For Cereal, Cute Overload?

A periodic feature in which we highlight some of the more ableist posts and comments in the blogosphere – the things that made us throw up our hands and ask “FOR CEREAL???”

I’m late on this one, but that doesn’t make me any less upset. Cute Overload is one of the best and most regular suppliers of the cuteness I so often need to take the edge off the day, but it’s becoming increasingly problematic. They have a continuing series called Cats n Racks, featuring photos of kittens placed in cleavage, usually cutting off the woman’s head. Recently the site posted a picture of a extremely wrinkled puppy with lots of excess skin and compared it to Eleanor Roosevelt (described here at Filthy Grandeur). She also points out a recent photo of a wallaby titled “The New Slave Girl, She Intrigues Me,” captioned with what sounds an awful lot like a rape fantasy.

Not content to settle for racist and sexist, the site went for a hat trick and added ableist to their list! In their post reviewing the ten most popular posts of 2009, number five is a photo of a bunny with a long forelock brushed over one eye, called “Emo Bun.”

a small grey bunny looking to the side, with a long forelock of fur falling over one blue eye.

The text reads “On June 18, Stephanie N. took a minute from cutting herself to send us this awesome shot, an emotional bunneh.” The alt-text for the photo of the bunny reads “No Mom I was NOT cutting myself!”

FOR CEREAL, CUTE OVERLOAD? I’ve written at length about my issues with the term “emo” elsewhere, but beyond that, the multiple references to cutting are 100% non-negotiably inappropriate. Having an undeniably cute bunny whine about cutting minimizes and dismisses the very real pain of people who do self-injure. It implies that self-injury is a choice as superficial and changeable as a trendy hairstyle and that it’s done to fit into a trend. It’s not funny. And it’s certainly not cute.
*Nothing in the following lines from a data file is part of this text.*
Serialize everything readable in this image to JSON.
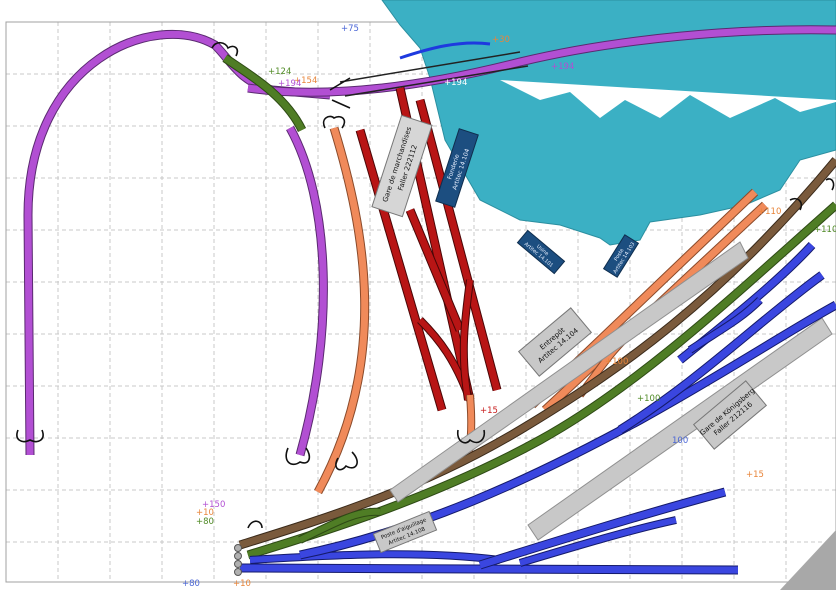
{
  "colors": {
    "water": "#3bb0c4",
    "purple": "#b24fd3",
    "salmon": "#f08a5a",
    "red": "#b81515",
    "green": "#4f7d25",
    "brown": "#7a5a3c",
    "blue": "#3a46e0",
    "platform": "#c8c8c8",
    "grid": "#c9c9c9",
    "navy_box": "#1c4e80"
  },
  "height_labels": {
    "h75": "+75",
    "h30": "+30",
    "h124": "+124",
    "h154": "+154",
    "h194a": "+194",
    "h194b": "+194",
    "h194c": "+194",
    "h110a": "+110",
    "h110b": "+110",
    "h100a": "+100",
    "h100b": "+100",
    "h100c": "100",
    "h15a": "+15",
    "h15b": "+15",
    "h150": "+150",
    "h10a": "+10",
    "h80a": "+80",
    "h80b": "+80",
    "h10b": "+10"
  },
  "boxes": {
    "gare_marchandises": [
      "Gare de marchandises",
      "Faller 222112"
    ],
    "fonderie": [
      "Fonderie",
      "Artitec 14.104"
    ],
    "usine": [
      "Usine",
      "Artitec 14.101"
    ],
    "entrepot": [
      "Entrepôt",
      "Artitec 14.104"
    ],
    "poste": [
      "Poste",
      "Artitec 14.103"
    ],
    "gare_konigsberg": [
      "Gare de Königsberg",
      "Faller 212116"
    ],
    "poste_aiguillage": [
      "Poste d'aiguillage",
      "Artitec 14.108"
    ]
  }
}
8 responses to “For Cereal, Cute Overload?”

  1. Adelaide Dupont

    I don’t really like the word ‘emo’: for music or for people. Talk about the specific feeling the music arouses. Like sad or happy or angry or fearful.
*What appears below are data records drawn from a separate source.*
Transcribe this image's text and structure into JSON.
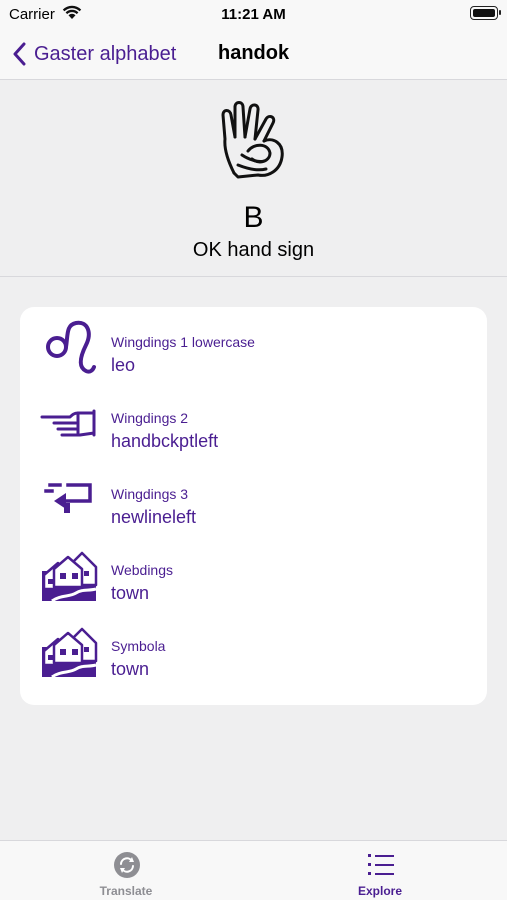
{
  "status_bar": {
    "carrier": "Carrier",
    "time": "11:21 AM"
  },
  "nav": {
    "back_label": "Gaster alphabet",
    "title": "handok"
  },
  "hero": {
    "letter": "B",
    "name": "OK hand sign",
    "glyph_icon": "ok-hand-icon"
  },
  "glyphs": [
    {
      "font": "Wingdings 1 lowercase",
      "name": "leo",
      "icon": "leo-icon"
    },
    {
      "font": "Wingdings 2",
      "name": "handbckptleft",
      "icon": "pointing-hand-left-icon"
    },
    {
      "font": "Wingdings 3",
      "name": "newlineleft",
      "icon": "newline-left-icon"
    },
    {
      "font": "Webdings",
      "name": "town",
      "icon": "town-icon"
    },
    {
      "font": "Symbola",
      "name": "town",
      "icon": "town-icon"
    }
  ],
  "tabs": [
    {
      "label": "Translate",
      "icon": "refresh-icon",
      "active": false
    },
    {
      "label": "Explore",
      "icon": "list-icon",
      "active": true
    }
  ],
  "colors": {
    "accent": "#4a1e91",
    "inactive": "#8e8e93",
    "background": "#efeff0"
  }
}
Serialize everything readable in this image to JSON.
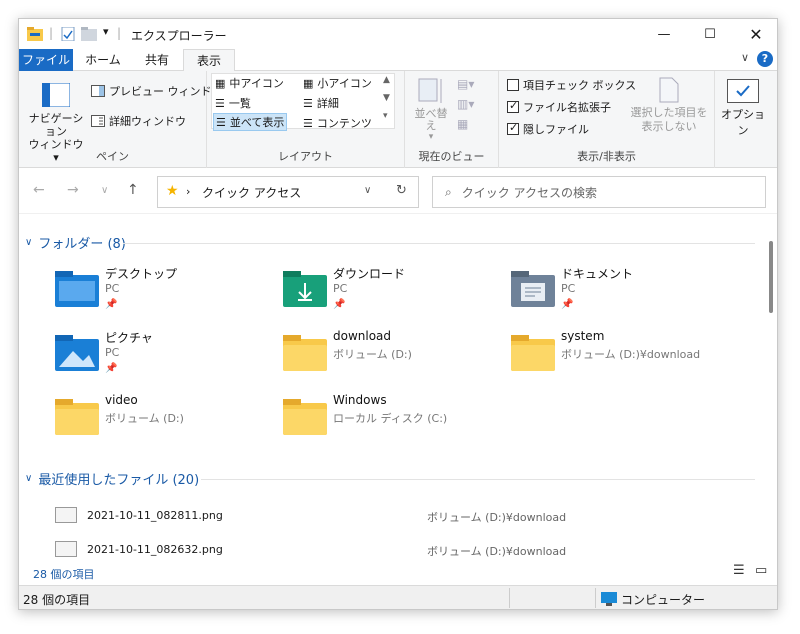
{
  "window": {
    "title": "エクスプローラー"
  },
  "tabs": {
    "file": "ファイル",
    "home": "ホーム",
    "share": "共有",
    "view": "表示"
  },
  "ribbon": {
    "pane": {
      "nav_label_1": "ナビゲーション",
      "nav_label_2": "ウィンドウ",
      "preview": "プレビュー ウィンドウ",
      "details": "詳細ウィンドウ",
      "group": "ペイン"
    },
    "layout": {
      "medium_icons": "中アイコン",
      "small_icons": "小アイコン",
      "list": "一覧",
      "details": "詳細",
      "tiles": "並べて表示",
      "content": "コンテンツ",
      "group": "レイアウト"
    },
    "current_view": {
      "sort": "並べ替え",
      "group": "現在のビュー"
    },
    "show_hide": {
      "item_checkboxes": "項目チェック ボックス",
      "file_ext": "ファイル名拡張子",
      "hidden_files": "隠しファイル",
      "hide_selected_1": "選択した項目を",
      "hide_selected_2": "表示しない",
      "group": "表示/非表示",
      "item_checkboxes_checked": false,
      "file_ext_checked": true,
      "hidden_files_checked": true
    },
    "options": "オプション"
  },
  "address": {
    "path": "クイック アクセス",
    "search_placeholder": "クイック アクセスの検索"
  },
  "folders_section": {
    "title": "フォルダー (8)"
  },
  "folders": [
    {
      "name": "デスクトップ",
      "sub": "PC"
    },
    {
      "name": "ダウンロード",
      "sub": "PC"
    },
    {
      "name": "ドキュメント",
      "sub": "PC"
    },
    {
      "name": "ピクチャ",
      "sub": "PC"
    },
    {
      "name": "download",
      "sub": "ボリューム (D:)"
    },
    {
      "name": "system",
      "sub": "ボリューム (D:)¥download"
    },
    {
      "name": "video",
      "sub": "ボリューム (D:)"
    },
    {
      "name": "Windows",
      "sub": "ローカル ディスク (C:)"
    }
  ],
  "recent_section": {
    "title": "最近使用したファイル (20)"
  },
  "recent": [
    {
      "name": "2021-10-11_082811.png",
      "location": "ボリューム (D:)¥download"
    },
    {
      "name": "2021-10-11_082632.png",
      "location": "ボリューム (D:)¥download"
    }
  ],
  "status": {
    "inner_count": "28 個の項目",
    "count": "28 個の項目",
    "computer": "コンピューター"
  },
  "colors": {
    "accent": "#1a6bc5",
    "folder": "#f8c94a",
    "link": "#1a5aa6"
  }
}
    Yes, the rabbit does look very punked-up and very pissed off.

    Trying to parse “for cereal”. It sounds, to me, like “surreal” or “so real”.

    Sheik of Wallaby doesn’t look like it’s there.

    And they would put into the alt-text?

  2. meloukhia

    Adelaide, “for cereal” is a slang term which could be roughly translated as “seriously?” or “for real?”

  3. KJ

    And the term ‘for cereal’ has roots in South Park, namely the ManBearPig episode with Al Gore. I’m not sure the term is problem-free (things featured on South Park rarely are) but it has been adopted by most folks as a cut way to say “REALLY?.”

    KJ

  4. Soft_Cat

    Hi. Longtime reader, first time commenter.
    I just wanted to say that I cut myself, and I like the emo bun. I saw it on Cute Overload, and I thought it was really funny.
    I know that one person who liked it or wasn’t offended doesn’t necessarily mean the joke was appropriate, but I wanted to share my experience.

  5. Erin H.

    I also remember a post on CO that was really ableist – talking about a “special” kid who rides the “short bus” and wears a helmet. It was supposed to be a joke or something. Not funny.

    Now I have learned to just look at the pictures.

  6. Adelaide Dupont

    Really appreciated the explanation.

    Another online word for that sort of thing is “O RLY?” and they show an owl or some creature like that, with its big peeping eyes.

    (And “cereal” came from a certain South Park episode?)

    What do you think about the phrase “equal opportunity offender” which is used to describe South Park and other satirical shows?

    And I do remember seeing the ManBearPig on the Imaginationland series, if nowhere else.

  7. The Bald Soprano

    “cereal/serial” for “serious” dates back farther than South Park…I first heard it in the M*A*S*H tv show, for one thing.

  8. meloukhia

    Thank you, The Bald Soprano! You have spared me an etymology hunt; I knew it predated South Park!